Além da falsificação de pessoas reais, a IA também é capaz de manipular e gerar imagens completamente originais que não podem ser rastreadas através de métodos tradicionais de verificação, como a pesquisa reversa de imagens. Ferramentas como o TinEye ou o Google Lens são eficazes para detetar se uma imagem foi alterada ou copiada de outro local da internet, mas conteúdos gerados por IA, muitas vezes, não têm qualquer fonte prévia. Estas imagens e vídeos sintéticos são criados de raiz, tornando impossível determinar a sua origem ou confirmar a sua autenticidade através dos meios convencionais. Esta capacidade tem sido cada vez mais explorada para fins fraudulentos, permitindo fabricar provas falsas, encenar eventos fictícios ou criar identidades falsas que parecem genuínas, mas que não existem no mundo real.
A engenharia social, no entanto, é apenas uma parte do potencial malicioso da IA. Os atacantes também a têm utilizado para realizar scans automatizados, o que lhes permite analisar vastas redes para a busca de sistemas vulneráveis em minutos, reduzindo drasticamente o tempo de que os defensores dispõem para aplicar patches de segurança. Uma vez identificadas as vulnerabilidades, a IA pode ajudar a criar malware polimórfico: software malicioso que altera continuamente o seu código para evitar a deteção por ferramentas de segurança tradicionais, como antivírus ou anti-malwares.
Outra questão preocupante é a forma como a IA reduziu a barreira de entrada para o cibercrime. Em vez de exigir competências técnicas avançadas, os atacantes podem agora recorrer a ferramentas de IA que estão disponíveis no mercado negro, como o FraudGPT e WolfGPT, que são vendidas em fóruns da dark web e funcionam como assistentes maliciosos multifuncionais. Estas ferramentas conseguem gerar e-mails de phishing convincentes, criar código malicioso e até fornecer instruções passo a passo para explorar vulnerabilidades.

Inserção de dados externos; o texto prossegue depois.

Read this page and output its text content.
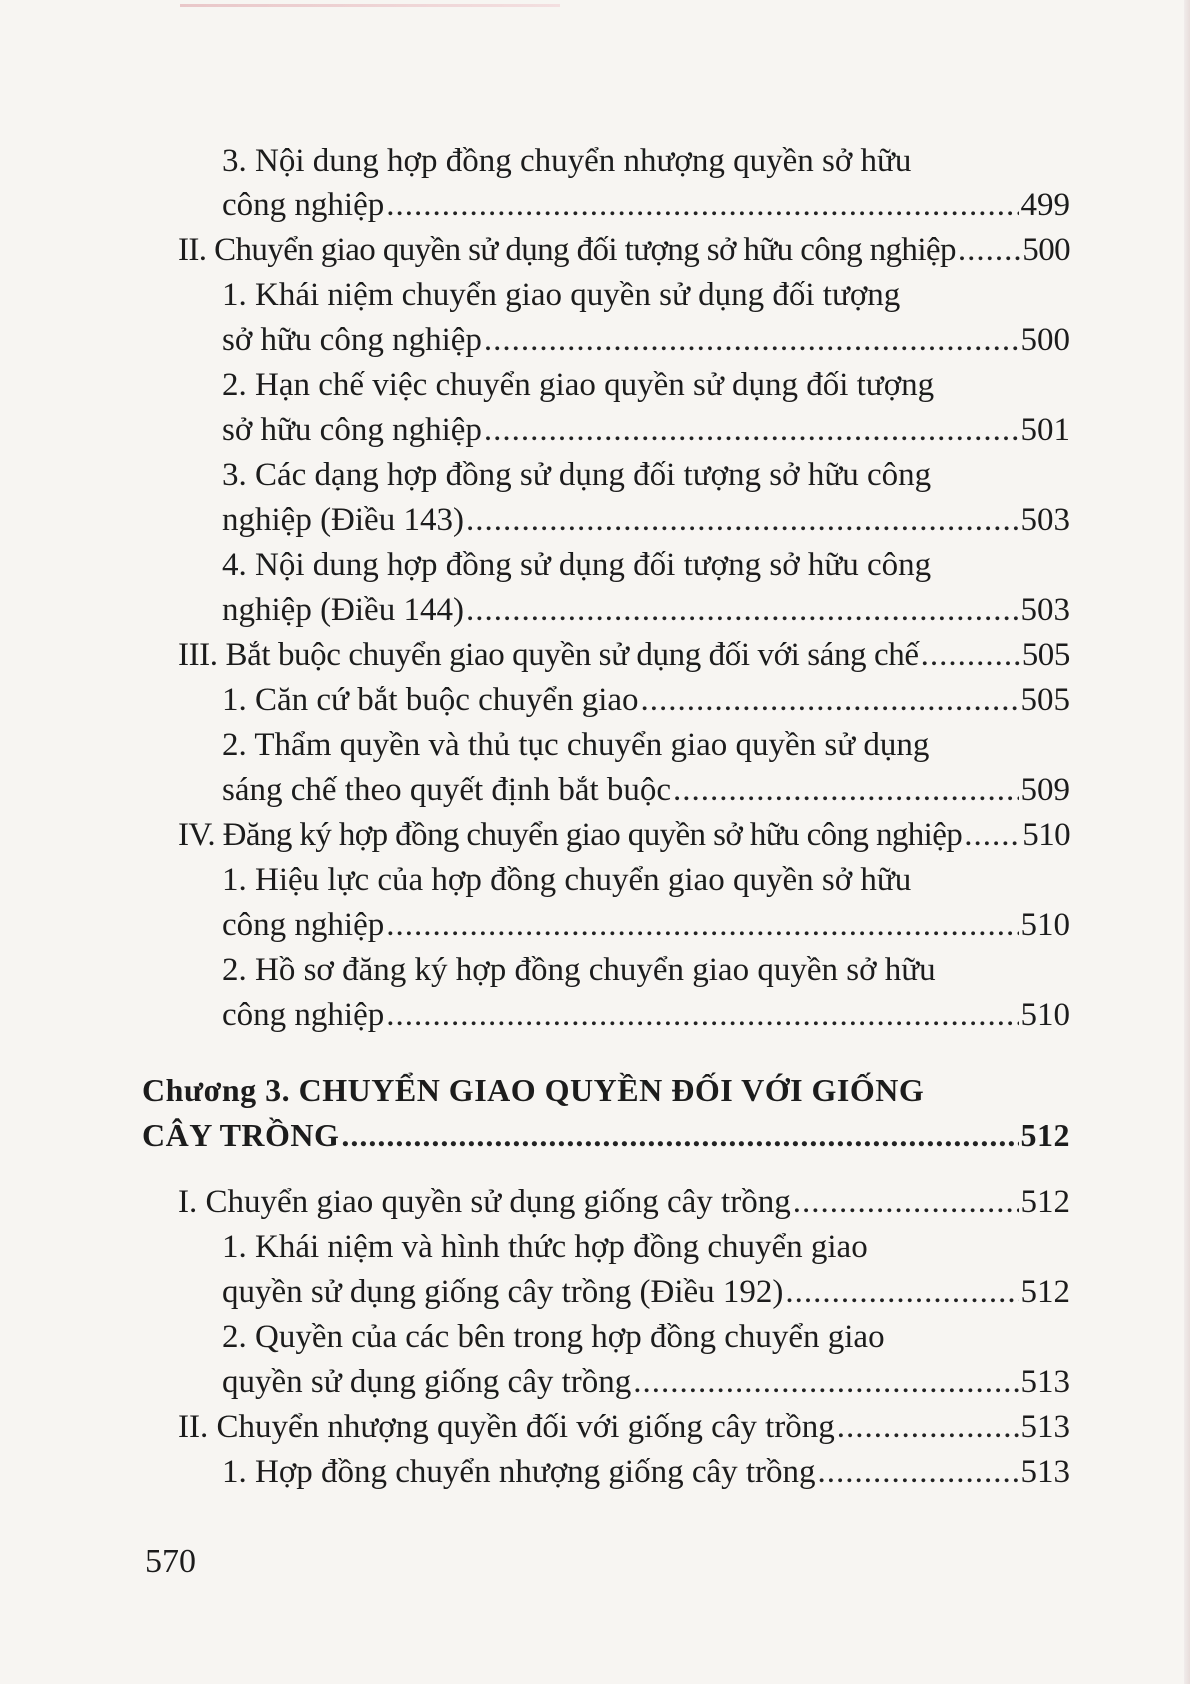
3. Nội dung hợp đồng chuyển nhượng quyền sở hữu
công nghiệp .....	499
II. Chuyển giao quyền sử dụng đối tượng sở hữu công nghiệp ..... 500
1. Khái niệm chuyển giao quyền sử dụng đối tượng
sở hữu công nghiệp .....	500
2. Hạn chế việc chuyển giao quyền sử dụng đối tượng
sở hữu công nghiệp .....	501
3. Các dạng hợp đồng sử dụng đối tượng sở hữu công
nghiệp (Điều 143) .....	503
4. Nội dung hợp đồng sử dụng đối tượng sở hữu công
nghiệp (Điều 144) .....	503
III. Bắt buộc chuyển giao quyền sử dụng đối với sáng chế .....	505
1. Căn cứ bắt buộc chuyển giao .....	505
2. Thẩm quyền và thủ tục chuyển giao quyền sử dụng
sáng chế theo quyết định bắt buộc .....	509
IV. Đăng ký hợp đồng chuyển giao quyền sở hữu công nghiệp ..... 510
1. Hiệu lực của hợp đồng chuyển giao quyền sở hữu
công nghiệp .....	510
2. Hồ sơ đăng ký hợp đồng chuyển giao quyền sở hữu
công nghiệp .....	510
Chương 3. CHUYỂN GIAO QUYỀN ĐỐI VỚI GIỐNG
CÂY TRỒNG .....	512
I. Chuyển giao quyền sử dụng giống cây trồng .....	512
1. Khái niệm và hình thức hợp đồng chuyển giao
quyền sử dụng giống cây trồng (Điều 192) .....	512
2. Quyền của các bên trong hợp đồng chuyển giao
quyền sử dụng giống cây trồng .....	513
II. Chuyển nhượng quyền đối với giống cây trồng .....	513
1. Hợp đồng chuyển nhượng giống cây trồng .....	513
570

Combater as ameaças cibernéticas potenciadas por IA
Defender-se de ataques potenciados por IA exige mais do que medidas reativas, requer uma abordagem estratégica e proativa. As organizações devem começar por definir objetivos claros para a utilização da IA nas suas operações de segurança, garantindo que esta apoia metas defensivas específicas e mensuráveis. A IA deve ser integrada com as ferramentas de segurança existentes, reforçando, e não substituindo, as medidas de proteção estabelecidas — embora alguns profissionais de cibersegurança defendam que a IA também deve ser tratada como um potencial intruso e monitorizada de forma equivalente, dada a sua capacidade de ser manipulada ou explorada.
A transparência é fundamental: é preciso dar prioridade a sistemas de IA explicáveis, para que os analistas compreendam como as decisões são tomadas, de forma a haver alguma previsibilidade nas ações da IA e ser possível analisar a sua performance. Acima de tudo, é necessário manter o controlo humano, a IA deve apoiar as equipas de cibersegurança, e não tomar decisões sem supervisão. Por fim, é essencial atualizar e monitorizar regularmente os sistemas de IA para que se adaptem às ameaças emergentes, tal como os atacantes estão constantemente a evoluir os seus métodos.
Artigo de Louise Altvater, analista de cibersegurança da Fundação para a Ciência e a Tecnologia, na equipa de CSIRT da FCCN, para a campanha “Cybersecurity expert’s opinion” da revista Connect da GÉANT, no âmbito do mês da cibersegurança.